Les murmures de l’Histoire… à propos de Staline

S’il est un pourfendeur tenace de Staline et du stalinisme, c’est bien Nicolas Werth… Ce qui ne l’a pas empêché de publier en 2012 un livre autrefois rédigé par son père, Alexander Werth, qui ne va pas du tout dans ce sens-là… Or, ce dernier avait connu directement la réalité de la vie en Union soviétique tout au long de la Seconde Guerre mondiale. Il était, en effet, venu à Moscou dès après l’attaque allemande de juin 1941, en qualité de correspondant de guerre britannique.

Né, lui-même, à Saint-Pétersbourg le 4 février 1901, Alexander Werth se définissait comme « issu de la grande bourgeoisie libérale ». Au moment de la révolution bolchevique de 1917, il se trouvait en voyage d’affaires en Grande-Bretagne avec son père, et n’était plus jamais revenu dans son pays natal. Seule la guerre l’y aura donc reconduit, et dans des circonstances particulièrement cruciales.

Selon lui, voici ce qu’était sa position politique au moment de son arrivée à Moscou :
« […] depuis que la menace nazie planait sur l’Europe, je n’avais cessé de prôner une collaboration diplomatique et militaire étroite entre l’Union soviétique et la Grande-Bretagne et n’avais jamais commis la faute de dire qu’« Hitler et Staline se valaient ». J’étais convaincu que, si la politique de Litvinov [commissaire du peuple aux Affaires étrangères] avait échoué, ce n’était pas tant à cause de Litvinov, mais à cause de Chamberlain [Premier ministre britannique] et de Bonnet [ministre français des Affaires étrangères], et je n’étais pas de l’avis que la politique de Molotov, qui avait remplacé Litvinov à la tête de la diplomatie soviétique, était, sur le fond, une politique pro-allemande. Elle était, sous une autre forme et faute de mieux, la continuation de la politique de Litvinov. » (Alexander Werth, Moscou – 1941, Tallandier 2012, pages 16-17)

Par ailleurs, il déclarait :
« Je continue à croire que, de toutes les grandes puissances, l’URSS fut, durant ces années, le seul pays sincèrement attaché à la Société des Nations et que, si Litvinov n’avait pas été lâché par la Grande-Bretagne et la France, la guerre aurait probablement pu être évitée. » (page 17)

Staline portrait

Ce que l’on peut commenter en remarquant que l’URSS – et Staline tout particulièrement – avait parfaitement compris qu’elle serait la cible réelle de tout conflit en Europe.

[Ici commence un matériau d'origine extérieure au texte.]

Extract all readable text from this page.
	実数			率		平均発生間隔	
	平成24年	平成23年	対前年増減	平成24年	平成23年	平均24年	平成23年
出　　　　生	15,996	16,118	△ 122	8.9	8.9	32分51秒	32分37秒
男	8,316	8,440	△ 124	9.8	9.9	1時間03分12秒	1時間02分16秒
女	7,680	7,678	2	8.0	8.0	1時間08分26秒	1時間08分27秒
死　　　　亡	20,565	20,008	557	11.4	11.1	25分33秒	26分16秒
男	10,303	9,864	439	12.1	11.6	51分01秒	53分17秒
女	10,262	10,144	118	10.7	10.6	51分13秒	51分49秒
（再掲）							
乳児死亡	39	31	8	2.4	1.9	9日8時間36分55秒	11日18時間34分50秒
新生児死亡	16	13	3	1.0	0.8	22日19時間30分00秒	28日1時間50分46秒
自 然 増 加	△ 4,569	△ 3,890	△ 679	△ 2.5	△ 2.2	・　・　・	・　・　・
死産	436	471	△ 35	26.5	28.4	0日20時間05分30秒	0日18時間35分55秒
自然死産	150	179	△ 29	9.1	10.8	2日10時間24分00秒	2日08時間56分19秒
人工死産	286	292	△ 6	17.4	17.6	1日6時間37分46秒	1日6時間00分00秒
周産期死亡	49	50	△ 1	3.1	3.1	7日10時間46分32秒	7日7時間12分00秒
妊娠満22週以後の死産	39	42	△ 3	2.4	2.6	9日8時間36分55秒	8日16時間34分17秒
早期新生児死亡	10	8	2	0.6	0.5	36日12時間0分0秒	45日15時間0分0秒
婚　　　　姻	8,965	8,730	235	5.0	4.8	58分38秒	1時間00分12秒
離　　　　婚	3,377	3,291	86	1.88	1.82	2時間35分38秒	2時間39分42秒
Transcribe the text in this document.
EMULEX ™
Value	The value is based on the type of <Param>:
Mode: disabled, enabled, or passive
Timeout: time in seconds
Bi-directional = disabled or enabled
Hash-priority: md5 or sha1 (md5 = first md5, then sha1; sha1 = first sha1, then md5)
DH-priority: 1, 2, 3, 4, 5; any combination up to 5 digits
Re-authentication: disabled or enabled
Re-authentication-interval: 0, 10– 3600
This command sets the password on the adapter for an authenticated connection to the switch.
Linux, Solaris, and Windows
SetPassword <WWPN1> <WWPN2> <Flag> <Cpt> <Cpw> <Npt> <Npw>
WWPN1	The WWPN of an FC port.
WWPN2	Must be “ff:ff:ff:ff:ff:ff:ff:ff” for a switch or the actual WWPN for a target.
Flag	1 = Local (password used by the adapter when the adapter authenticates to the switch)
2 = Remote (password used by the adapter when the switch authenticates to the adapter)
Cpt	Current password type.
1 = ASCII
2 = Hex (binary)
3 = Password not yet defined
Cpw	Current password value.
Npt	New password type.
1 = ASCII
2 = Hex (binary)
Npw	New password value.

La suite immédiate du propos d’Alexander Werth n’est pas tendre avec la position réelle de la France et de la Grande-Bretagne de ce temps-là :
« En 1939, l’URSS n’était pas en état de résister seule face à l’Allemagne nazie. Si, après avoir vaincu la Pologne, Hitler avait attaqué l’Union soviétique, il n’y a raisonnablement pas lieu de croire que l’armée française serait allée au-delà de la Forêt-Noire ou que la Royal Air Force aurait lâché autre chose que des tracts au-dessus de Berlin. Une grande partie des Français se serait tellement réjouie de l’invasion de la Russie par l’Allemagne qu’elle aurait chanté les louanges de la «  drôle de guerre » à l’Ouest, davantage encore qu’elle ne l’a fait. » (page 17)

Encore un mot que je reprends de ce qui n’est toujours que l’Introduction au journal tenu par Alexander Werth en quoi consiste son livre :
« D’un point de vue stratégique et géopolitique, du point de vue de ses intérêts nationaux, la Russie avait donc eu « raison » d’occuper la Pologne orientale et les pays baltes. En agissant ainsi, elle avait empêché l’Allemagne de s’emparer de ces territoires pour s’en servir comme d’un tremplin contre la Russie. L’attaque soviétique contre la Finlande ne me plongea pas non plus dans un état d’hystérie, et je trouve toujours aussi stupide l’enthousiasme de sir Walter Citrine pour le maréchal Mannerheim (qui, j’en suis convaincu, a été depuis longtemps un agent allemand, du moins dans le sens large de ce terme). » (page 17)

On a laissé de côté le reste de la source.